The Spectres of Lord Oswald and Lady Rosa, includes an extensive subtitle: including an account of the Marchioness of Civetti, who was basely consigned to a Dungeon beneath her Castle. By her eldest Son, whose cruel Avarice plunged him into the Commission of the worst of Crimes, that stain the Annals of the Human Race. The plot contains almost every possible gothic trope: murder, attempted rape, an Italian castle, a dispute between brothers, ill-judged disinheritance, secret imprisonment, children stolen at birth, secret adoption, supernatural visitations, confessions and forgiveness. Diane Hoeveler points out that Wilkinson also ‘borrows’ freely in this (and many other stories) from popular gothic authors including Clara Reeve (The Old English Baron), Eliza Parsons (The Castle of Wolfenbach), Mrs Radcliffe (Sicilian Romance), and Matthew ‘Monk’ Lewis (The Castle Spectre).

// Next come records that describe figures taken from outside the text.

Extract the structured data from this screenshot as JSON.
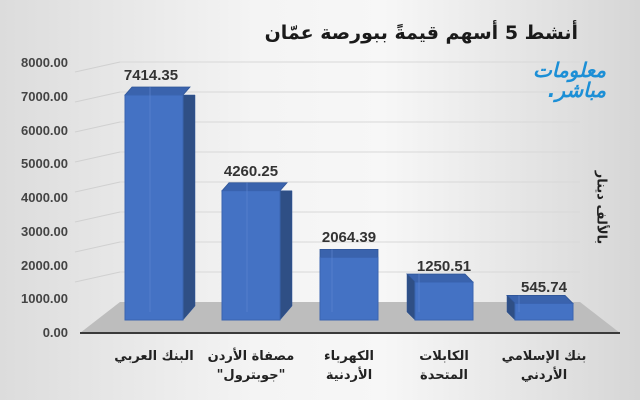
{
  "chart_data": {
    "type": "bar",
    "style": "3d-column",
    "title": "أنشط 5 أسهم قيمةً ببورصة عمّان",
    "xlabel": "",
    "ylabel": "بالألف دينار",
    "ylim": [
      0,
      8000
    ],
    "yticks": [
      "0.00",
      "1000.00",
      "2000.00",
      "3000.00",
      "4000.00",
      "5000.00",
      "6000.00",
      "7000.00",
      "8000.00"
    ],
    "grid": true,
    "legend": "none",
    "categories": [
      "البنك العربي",
      "مصفاة الأردن \"جوبترول\"",
      "الكهرباء الأردنية",
      "الكابلات المتحدة",
      "بنك الإسلامي الأردني"
    ],
    "category_lines": [
      [
        "البنك العربي"
      ],
      [
        "مصفاة الأردن",
        "\"جوبترول\""
      ],
      [
        "الكهرباء",
        "الأردنية"
      ],
      [
        "الكابلات",
        "المتحدة"
      ],
      [
        "بنك الإسلامي",
        "الأردني"
      ]
    ],
    "values": [
      7414.35,
      4260.25,
      2064.39,
      1250.51,
      545.74
    ],
    "value_labels": [
      "7414.35",
      "4260.25",
      "2064.39",
      "1250.51",
      "545.74"
    ],
    "bar_color": "#4472c4"
  },
  "logo": {
    "line1": "معلومات",
    "line2": "مباشر."
  }
}
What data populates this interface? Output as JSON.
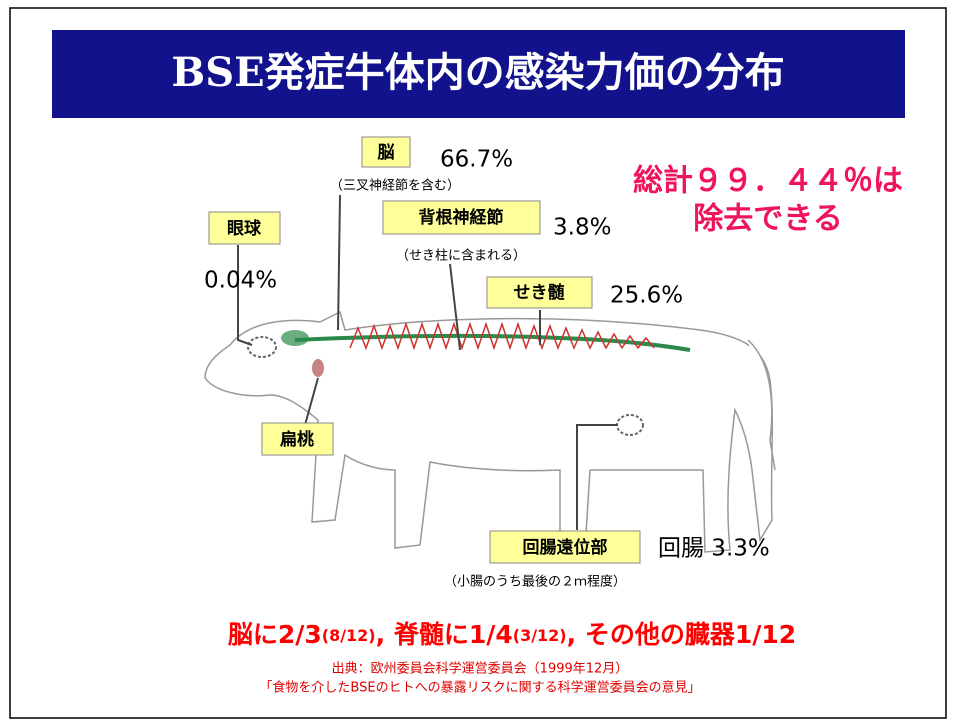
{
  "header": {
    "title": "BSE発症牛体内の感染力価の分布"
  },
  "labels": [
    {
      "name": "脳",
      "value": "66.7%",
      "note": "（三叉神経節を含む）"
    },
    {
      "name": "眼球",
      "value": "0.04%"
    },
    {
      "name": "背根神経節",
      "value": "3.8%",
      "note": "（せき柱に含まれる）"
    },
    {
      "name": "せき髄",
      "value": "25.6%"
    },
    {
      "name": "扁桃"
    },
    {
      "name": "回腸遠位部",
      "value": "回腸 3.3%",
      "note": "（小腸のうち最後の２ｍ程度）"
    }
  ],
  "total": [
    "総計９９．４４％は",
    "除去できる"
  ],
  "summary": [
    "脳に2/3",
    "(8/12)",
    ", 脊髄に1/4",
    "(3/12)",
    ", その他の臓器1/12"
  ],
  "source": [
    "出典：欧州委員会科学運営委員会（1999年12月）",
    "「食物を介したBSEのヒトへの暴露リスクに関する科学運営委員会の意見」"
  ]
}
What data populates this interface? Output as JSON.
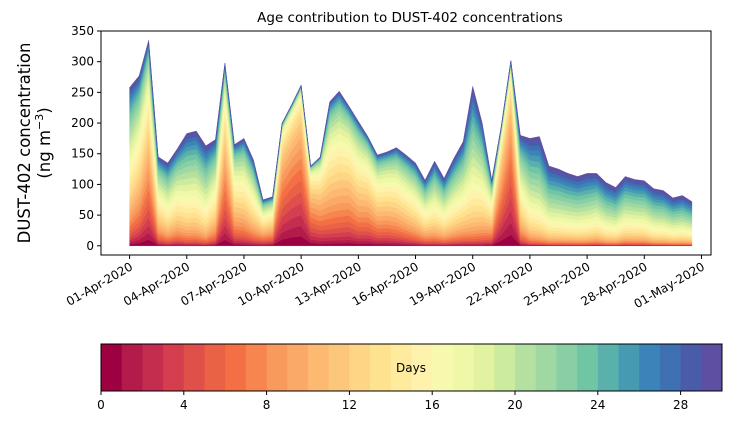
{
  "chart_data": {
    "type": "area",
    "stacked": true,
    "title": "Age contribution to DUST-402 concentrations",
    "ylabel_line1": "DUST-402 concentration",
    "ylabel_line2_prefix": "(ng m",
    "ylabel_line2_sup": "−3",
    "ylabel_line2_suffix": ")",
    "xlabel": "",
    "ylim": [
      -15,
      350
    ],
    "yticks": [
      0,
      50,
      100,
      150,
      200,
      250,
      300,
      350
    ],
    "x_start": "2020-04-01T00:00",
    "x_step_hours": 12,
    "xlim_days": [
      -1.5,
      30.5
    ],
    "xticks": [
      {
        "day": 0,
        "label": "01-Apr-2020"
      },
      {
        "day": 3,
        "label": "04-Apr-2020"
      },
      {
        "day": 6,
        "label": "07-Apr-2020"
      },
      {
        "day": 9,
        "label": "10-Apr-2020"
      },
      {
        "day": 12,
        "label": "13-Apr-2020"
      },
      {
        "day": 15,
        "label": "16-Apr-2020"
      },
      {
        "day": 18,
        "label": "19-Apr-2020"
      },
      {
        "day": 21,
        "label": "22-Apr-2020"
      },
      {
        "day": 24,
        "label": "25-Apr-2020"
      },
      {
        "day": 27,
        "label": "28-Apr-2020"
      },
      {
        "day": 30,
        "label": "01-May-2020"
      }
    ],
    "total": [
      258,
      277,
      335,
      145,
      135,
      158,
      183,
      187,
      163,
      173,
      298,
      165,
      175,
      140,
      75,
      80,
      200,
      230,
      262,
      130,
      145,
      235,
      252,
      228,
      203,
      178,
      148,
      153,
      160,
      148,
      135,
      107,
      138,
      110,
      142,
      170,
      260,
      200,
      107,
      195,
      302,
      180,
      175,
      178,
      130,
      125,
      118,
      113,
      118,
      118,
      103,
      95,
      113,
      108,
      106,
      93,
      90,
      78,
      82,
      72
    ],
    "mean_age_days": [
      17,
      14,
      10,
      16,
      18,
      17,
      19,
      19,
      20,
      17,
      9,
      14,
      15,
      16,
      14,
      13,
      6,
      5,
      5,
      8,
      10,
      13,
      13,
      12,
      13,
      12,
      13,
      13,
      14,
      15,
      16,
      17,
      18,
      18,
      18,
      18,
      20,
      18,
      14,
      7,
      5,
      17,
      21,
      22,
      22,
      22,
      22,
      22,
      22,
      21,
      22,
      22,
      21,
      21,
      21,
      22,
      22,
      22,
      22,
      22
    ],
    "age_spread_days": [
      9,
      9,
      9,
      8,
      8,
      8,
      8,
      8,
      8,
      8,
      8,
      8,
      8,
      8,
      8,
      8,
      7,
      7,
      7,
      7,
      7,
      8,
      8,
      8,
      8,
      8,
      8,
      8,
      8,
      8,
      8,
      8,
      8,
      8,
      8,
      8,
      8,
      8,
      8,
      7,
      7,
      8,
      8,
      8,
      8,
      8,
      8,
      8,
      8,
      8,
      8,
      8,
      8,
      8,
      8,
      8,
      8,
      8,
      8,
      8
    ],
    "colorbar": {
      "label": "Days",
      "range": [
        0,
        30
      ],
      "n_bins": 30,
      "ticks": [
        "0",
        "4",
        "8",
        "12",
        "16",
        "20",
        "24",
        "28"
      ],
      "colormap": "Spectral",
      "colors": [
        "#9e0142",
        "#b31b4a",
        "#c42d4e",
        "#d53e4f",
        "#e0504a",
        "#ea6246",
        "#f47044",
        "#f68550",
        "#f89a5c",
        "#fba969",
        "#fdb96f",
        "#fdc77b",
        "#fed585",
        "#fee28f",
        "#feeb9e",
        "#fff2ad",
        "#f7faae",
        "#eff8a6",
        "#e2f2a0",
        "#cceb9e",
        "#b5e1a0",
        "#a0d8a3",
        "#89cfa5",
        "#70c5a5",
        "#5ab1ab",
        "#469ab1",
        "#3a84b9",
        "#3f70b2",
        "#4a5ca9",
        "#5e4fa2"
      ]
    }
  }
}
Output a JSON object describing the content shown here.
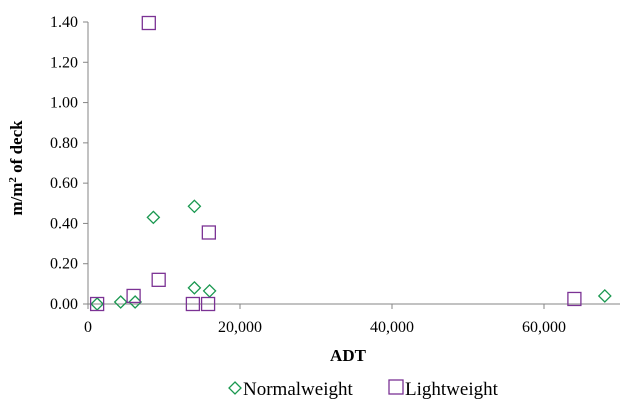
{
  "chart_data": {
    "type": "scatter",
    "title": "",
    "xlabel": "ADT",
    "ylabel_main": "m/m",
    "ylabel_sup": "2",
    "ylabel_rest": " of deck",
    "xlim": [
      0,
      70000
    ],
    "ylim": [
      0,
      1.4
    ],
    "x_ticks": [
      0,
      20000,
      40000,
      60000
    ],
    "x_tick_labels": [
      "0",
      "20,000",
      "40,000",
      "60,000"
    ],
    "y_ticks": [
      0,
      0.2,
      0.4,
      0.6,
      0.8,
      1.0,
      1.2,
      1.4
    ],
    "y_tick_labels": [
      "0.00",
      "0.20",
      "0.40",
      "0.60",
      "0.80",
      "1.00",
      "1.20",
      "1.40"
    ],
    "grid": false,
    "legend_position": "bottom",
    "series": [
      {
        "name": "Normalweight",
        "marker": "diamond",
        "color": "#1a9850",
        "points": [
          {
            "x": 1200,
            "y": 0.0
          },
          {
            "x": 4300,
            "y": 0.01
          },
          {
            "x": 6200,
            "y": 0.01
          },
          {
            "x": 8600,
            "y": 0.43
          },
          {
            "x": 14000,
            "y": 0.485
          },
          {
            "x": 14000,
            "y": 0.08
          },
          {
            "x": 16000,
            "y": 0.065
          },
          {
            "x": 68000,
            "y": 0.04
          }
        ]
      },
      {
        "name": "Lightweight",
        "marker": "square",
        "color": "#7b3294",
        "points": [
          {
            "x": 1200,
            "y": 0.0
          },
          {
            "x": 6000,
            "y": 0.04
          },
          {
            "x": 8000,
            "y": 1.395
          },
          {
            "x": 9300,
            "y": 0.12
          },
          {
            "x": 13800,
            "y": 0.0
          },
          {
            "x": 15800,
            "y": 0.0
          },
          {
            "x": 15900,
            "y": 0.355
          },
          {
            "x": 64000,
            "y": 0.025
          }
        ]
      }
    ]
  }
}
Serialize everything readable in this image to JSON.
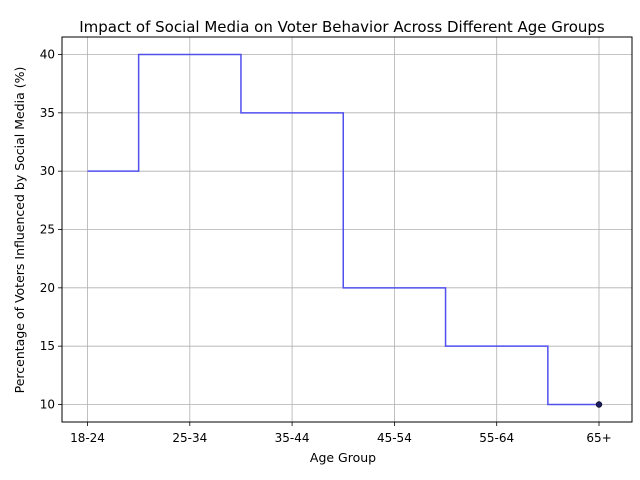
{
  "chart_data": {
    "type": "line",
    "drawstyle": "steps-mid",
    "title": "Impact of Social Media on Voter Behavior Across Different Age Groups",
    "xlabel": "Age Group",
    "ylabel": "Percentage of Voters Influenced by Social Media (%)",
    "categories": [
      "18-24",
      "25-34",
      "35-44",
      "45-54",
      "55-64",
      "65+"
    ],
    "series": [
      {
        "values": [
          30,
          40,
          35,
          20,
          15,
          10
        ],
        "color": "#5050ee"
      }
    ],
    "y_ticks": [
      10,
      15,
      20,
      25,
      30,
      35,
      40
    ],
    "ylim": [
      8.5,
      41.5
    ],
    "grid": true,
    "last_point_marker": true
  }
}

Spencer’s collection contains 5 further chapbooks by Sarah Wilkinson, The Marriage Promise; or, The History of Emma Woodley published in 1803, Kenilworth; or A Tale of the Inn: a Romance of the sixteenth century: by the celebrated author of Waverley, and Ivanhoe, (This work is described as ‘epitomised’ by Sarah Wilkinson from the original by Sir Walter Scott.), The Castle of Montalbino, or The Orphan Sisters, The Castle of Oravilla; or, The Unnatural Guardians, and Woodland Cousins; or Agnes and Ellinor. A Rustic tale in which is exemplified traits of a disposition and temper of two females; affording a stirring example of the effects of envy, all published c. 1810 by Dean and Munday and J. Bailey, London.